Even after two subsequent RADIOHEAD releases, I have to say it--this is the most intriguing album they have ever created. This isn't to say some of their other albums aren't good (The Bends couldn't be any more different and yet I love it), just that if I had to be stranded on a desert island with one of their albums, this would be the one.

Never mind the depressing lyrics. To be honest, I ignore them most of the time, and I find myself wondering if that's what the band wants, on this album. Some reviewers have commented on the processed nature of many of the vocals, and I wonder if this is intended to highlight THOM YORKE's voice more as an instrument than a conveyance of information (something another excellent band, Sigur Ros, takes even further by using a made-up language). Fittingly, some of the album's most striking moments occur where YORKE uses his high, clear voice entirely without words--a direct expression of emotion.

One of the absolute most touching--even uplifting--moments on the album is the end of "How to Disappear Completely". The entire song is a marvel, how it starts out so soft and then gathers power all the way through until the end, but the end is absolutely superb. I find myself reminded of PINK FLOYD's "Comfortably Numb" for both theme and the absolute power of the music. This is probably the one song I actually pay attention to lyrically, because the combination of the music and lyrics is absolutely exquisite. But in the end, words simply aren't enough. YORKE's wordless singing feels like release, regained freedom. This is a song that seems to bear the listener aloft, and despite the depressing start, the ending gives a feeling of peace and closure. (The whole album actually can have this effect if you hang on for the very last hidden "mini-track".)

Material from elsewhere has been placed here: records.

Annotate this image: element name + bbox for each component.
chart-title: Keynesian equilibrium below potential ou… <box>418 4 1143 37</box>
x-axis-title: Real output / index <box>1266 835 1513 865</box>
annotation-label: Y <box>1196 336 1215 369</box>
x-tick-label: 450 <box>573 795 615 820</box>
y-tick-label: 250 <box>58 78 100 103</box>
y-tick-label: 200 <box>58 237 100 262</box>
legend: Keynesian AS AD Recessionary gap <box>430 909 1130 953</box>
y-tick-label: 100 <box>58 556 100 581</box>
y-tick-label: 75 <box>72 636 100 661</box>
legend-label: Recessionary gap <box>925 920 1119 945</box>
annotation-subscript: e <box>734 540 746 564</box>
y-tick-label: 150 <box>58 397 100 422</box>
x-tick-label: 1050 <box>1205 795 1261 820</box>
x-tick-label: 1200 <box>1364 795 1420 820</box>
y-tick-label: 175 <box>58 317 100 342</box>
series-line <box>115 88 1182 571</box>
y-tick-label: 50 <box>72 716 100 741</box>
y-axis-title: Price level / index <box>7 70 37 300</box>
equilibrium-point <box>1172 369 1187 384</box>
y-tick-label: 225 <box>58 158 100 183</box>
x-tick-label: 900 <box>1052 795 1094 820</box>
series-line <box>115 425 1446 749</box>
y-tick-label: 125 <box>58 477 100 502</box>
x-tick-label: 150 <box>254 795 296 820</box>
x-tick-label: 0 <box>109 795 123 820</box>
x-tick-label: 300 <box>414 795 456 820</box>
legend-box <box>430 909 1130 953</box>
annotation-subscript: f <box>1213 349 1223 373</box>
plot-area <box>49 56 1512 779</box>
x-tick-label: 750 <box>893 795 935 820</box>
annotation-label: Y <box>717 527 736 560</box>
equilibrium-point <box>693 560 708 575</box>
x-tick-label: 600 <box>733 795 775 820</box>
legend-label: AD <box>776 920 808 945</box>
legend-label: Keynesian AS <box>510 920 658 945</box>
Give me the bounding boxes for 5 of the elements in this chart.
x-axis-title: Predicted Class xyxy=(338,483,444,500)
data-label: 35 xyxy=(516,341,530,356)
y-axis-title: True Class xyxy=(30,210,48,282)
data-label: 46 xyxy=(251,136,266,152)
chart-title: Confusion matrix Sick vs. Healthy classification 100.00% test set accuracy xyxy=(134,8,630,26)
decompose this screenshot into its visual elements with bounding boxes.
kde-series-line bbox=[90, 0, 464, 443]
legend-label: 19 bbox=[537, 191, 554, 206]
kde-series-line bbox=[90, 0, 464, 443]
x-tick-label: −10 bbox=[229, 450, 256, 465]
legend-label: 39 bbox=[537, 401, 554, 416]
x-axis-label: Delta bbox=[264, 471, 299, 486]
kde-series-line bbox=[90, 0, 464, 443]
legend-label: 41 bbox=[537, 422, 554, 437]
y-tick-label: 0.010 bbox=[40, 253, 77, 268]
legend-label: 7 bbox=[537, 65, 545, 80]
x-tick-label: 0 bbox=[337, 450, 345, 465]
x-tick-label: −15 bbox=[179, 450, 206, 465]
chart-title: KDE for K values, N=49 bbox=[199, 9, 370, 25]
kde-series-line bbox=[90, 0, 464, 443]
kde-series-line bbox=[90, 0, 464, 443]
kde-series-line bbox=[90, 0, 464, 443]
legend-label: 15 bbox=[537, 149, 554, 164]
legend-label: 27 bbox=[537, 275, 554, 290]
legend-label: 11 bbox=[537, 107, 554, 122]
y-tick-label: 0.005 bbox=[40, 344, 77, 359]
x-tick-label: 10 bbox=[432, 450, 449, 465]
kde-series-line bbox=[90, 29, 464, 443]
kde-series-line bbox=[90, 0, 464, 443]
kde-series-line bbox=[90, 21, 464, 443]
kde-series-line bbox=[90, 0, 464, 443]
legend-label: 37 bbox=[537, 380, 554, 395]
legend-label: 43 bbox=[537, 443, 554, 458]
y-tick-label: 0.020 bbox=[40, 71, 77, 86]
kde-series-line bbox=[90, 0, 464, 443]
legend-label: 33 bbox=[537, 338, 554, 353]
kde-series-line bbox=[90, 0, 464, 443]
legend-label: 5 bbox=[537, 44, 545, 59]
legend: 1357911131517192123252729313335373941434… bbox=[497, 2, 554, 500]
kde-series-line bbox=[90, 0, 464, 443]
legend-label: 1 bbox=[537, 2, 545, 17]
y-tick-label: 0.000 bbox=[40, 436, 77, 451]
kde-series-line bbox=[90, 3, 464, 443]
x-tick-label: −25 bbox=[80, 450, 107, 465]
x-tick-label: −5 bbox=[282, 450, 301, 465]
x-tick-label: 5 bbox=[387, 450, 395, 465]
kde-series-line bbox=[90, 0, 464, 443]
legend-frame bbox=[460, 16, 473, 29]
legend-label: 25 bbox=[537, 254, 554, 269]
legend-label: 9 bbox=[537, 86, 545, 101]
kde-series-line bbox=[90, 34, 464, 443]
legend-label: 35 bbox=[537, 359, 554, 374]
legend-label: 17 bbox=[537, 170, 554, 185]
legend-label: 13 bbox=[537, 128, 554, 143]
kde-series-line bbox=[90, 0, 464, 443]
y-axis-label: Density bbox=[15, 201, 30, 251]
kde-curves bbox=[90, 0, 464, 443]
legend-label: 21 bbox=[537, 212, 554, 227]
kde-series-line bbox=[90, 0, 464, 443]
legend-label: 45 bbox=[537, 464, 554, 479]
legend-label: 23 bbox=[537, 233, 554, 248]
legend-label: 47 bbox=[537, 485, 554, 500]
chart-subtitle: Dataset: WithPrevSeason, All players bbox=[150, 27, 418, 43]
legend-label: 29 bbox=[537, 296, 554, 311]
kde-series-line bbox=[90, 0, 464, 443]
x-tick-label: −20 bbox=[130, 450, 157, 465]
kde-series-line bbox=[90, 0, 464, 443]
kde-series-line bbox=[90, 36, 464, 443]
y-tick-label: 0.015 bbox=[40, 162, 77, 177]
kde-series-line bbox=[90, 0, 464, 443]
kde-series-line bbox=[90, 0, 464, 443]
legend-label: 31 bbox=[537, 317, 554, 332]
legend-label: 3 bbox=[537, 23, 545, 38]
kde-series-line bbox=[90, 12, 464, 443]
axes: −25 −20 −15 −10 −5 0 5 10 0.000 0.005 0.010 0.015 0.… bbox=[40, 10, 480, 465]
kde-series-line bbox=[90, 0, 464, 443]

Every single track is superbly listenable; not once do I ever feel compelled to use the skip button, unless I'm in a hurry to get to one of my favorites. At times its sister album Amnesiac goes much too far, but this one has it just right. I would say more--except this album is just about beyond words...not to mention Bryan Adair's review includes everything else I would have said. Read that one and you should be convinced.